Butter: Rich and luxurious, butter adds a touch of creaminess and enhances the sweetness of the lobster flesh.

Lemon: A squeeze of fresh lemon juice cuts through the richness and adds a touch of acidity, creating a perfect flavour balance.

Salt and Pepper: These basic seasonings draw out the natural flavours of the lobster and create mouthwatering depth.

Beyond the basics

For those seeking to explore beyond the classics, don’t be shy to go slightly bolder.

Garlic butter: Infuse melted butter with fresh garlic, minced shallots, or even roasted garlic cloves for a more complex and savoury flavour.

Herb-infused oils: Olive oil infused with fresh herbs like parsley, tarragon, thyme, or chives adds a touch of elegance and a burst of fresh flavour.

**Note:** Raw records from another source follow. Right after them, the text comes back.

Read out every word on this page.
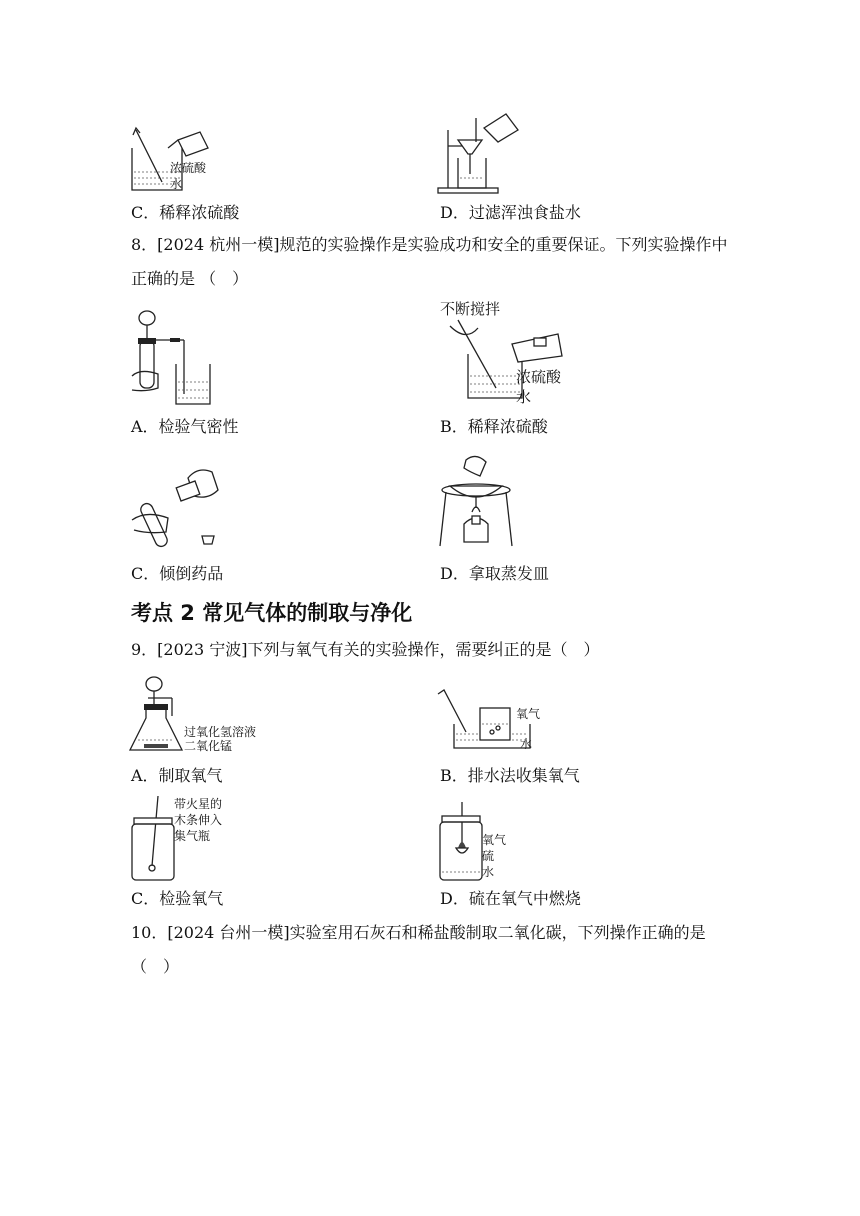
浓硫酸
水
C．稀释浓硫酸	D．过滤浑浊食盐水
8．[2024 杭州一模]规范的实验操作是实验成功和安全的重要保证。下列实验操作中正确的是 （　）
A．检验气密性
不断搅拌
浓硫酸
水
B．稀释浓硫酸
C．倾倒药品	D．拿取蒸发皿
考点 2 常见气体的制取与净化
9．[2023 宁波]下列与氧气有关的实验操作，需要纠正的是（　）
过氧化氢溶液
二氧化锰
A．制取氧气
氧气
水
B．排水法收集氧气
带火星的
木条伸入
集气瓶
C．检验氧气
氧气
硫
水
D．硫在氧气中燃烧
10．[2024 台州一模]实验室用石灰石和稀盐酸制取二氧化碳，下列操作正确的是（　）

Spicy marinades: For a bolder kick, consider a quick marinade with a splash of sriracha, chilli flakes, or smoked paprika.

The perfect pairing

Complementary flavours elevate your lobster experience. You’ll likely know some of the best choices from experience. Citrus flavours and delicate white wine are often the favourite choices. However, we’ve also included a little more detail below:

Citrus: The bright acidity of lemon, lime, or grapefruit complements the sweetness of lobster beautifully.

Herbs: Fresh herbs like parsley, dill, tarragon, and chives add a touch of freshness and complexity.

Garlic: Aromatic garlic adds a savoury depth that pairs wonderfully with lobster.

Wine pairings: Depending on your chosen seasonings, consider a crisp Sauvignon Blanc, a buttery Chardonnay, or a refreshing Pinot Grigio to complement the meal.